The end of the clone era was relatively abrupt. Mac clone licenses were based on version 7 of Mac OS, so Steve Jobs renamed the forthcoming Mac OS update Mac OS 8—freezing licensees out of the new OS and the new hardware it would support. The writing was on the wall. But Jobs also seemed to be willing to pay to make the clone-makers go away; in the case of Power, the company sold its core assets to Apple for $10 million in cash and $100 million in Apple stock.

Still, as with DayStar Digital, Power Computing contributed to the Mac in some interesting ways and prefigured the future in others. Its policy of building systems to order and minimizing inventory became an industry standard—and while Power Computing wasn’t the first to take that approach, they were the ones who exposed Mac users to it for the first time.

And while it’s hard to verify the claim, Power Computing seems to be the first computer to allow customers to build and order their computer, spec by spec, via the web. (You could call Dell and order a custom system over the phone, but not via the web.) I know that’s how I ordered the PowerWave that I used for several years.

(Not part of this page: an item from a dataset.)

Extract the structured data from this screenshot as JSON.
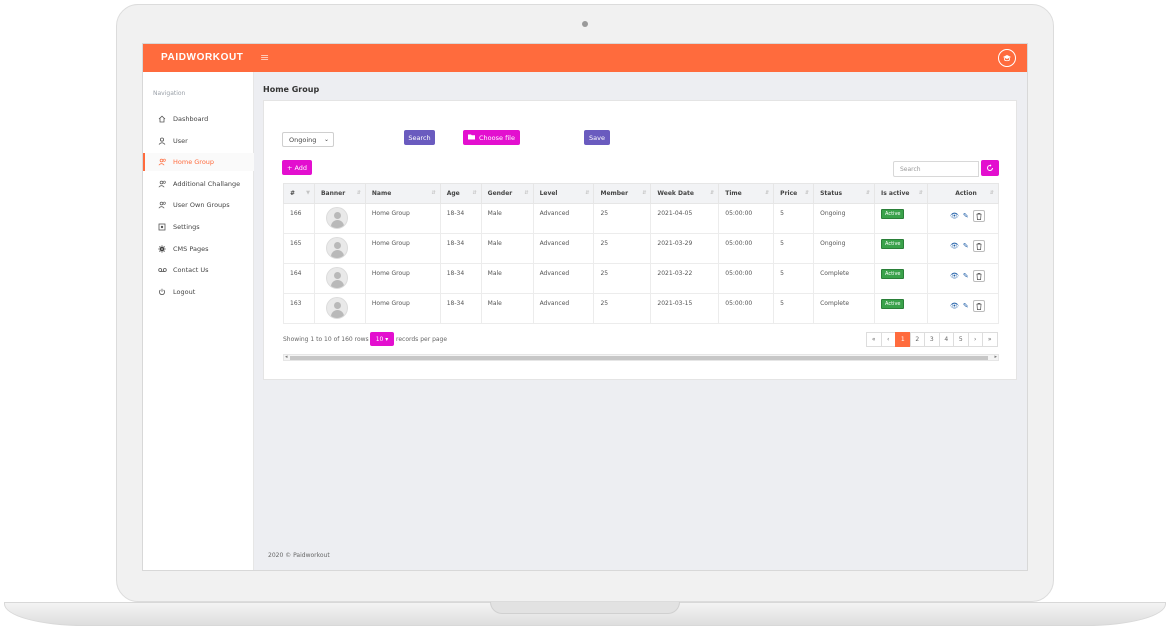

The Mac clone era was a mistake, in hindsight. But for those two-plus years when it was going on, the Mac market was dynamic and exciting in ways that it hadn’t been before—and honestly, hasn’t been since. Having multiple hardware makers to choose from, fighting to get your business and engaging in acts of one-upmanship via press release on a regular basis? That’s bog-standard stuff in the PC world, but for Mac users it was a dramatic change from the single-vendor world we’d been living in. After a decade buying at a Soviet market, we were turned loose in a shopping mall. It was chaotic and loud and obnoxious and incredibly fun.

When Steve Jobs pulled the plug, we were all disappointed. Apple’s track record in designing Mac hardware wasn’t really the best during that era. Fortunately for everyone concerned, Apple’s next set of hardware releases made us forget about the clones. But it sure was fun while it lasted.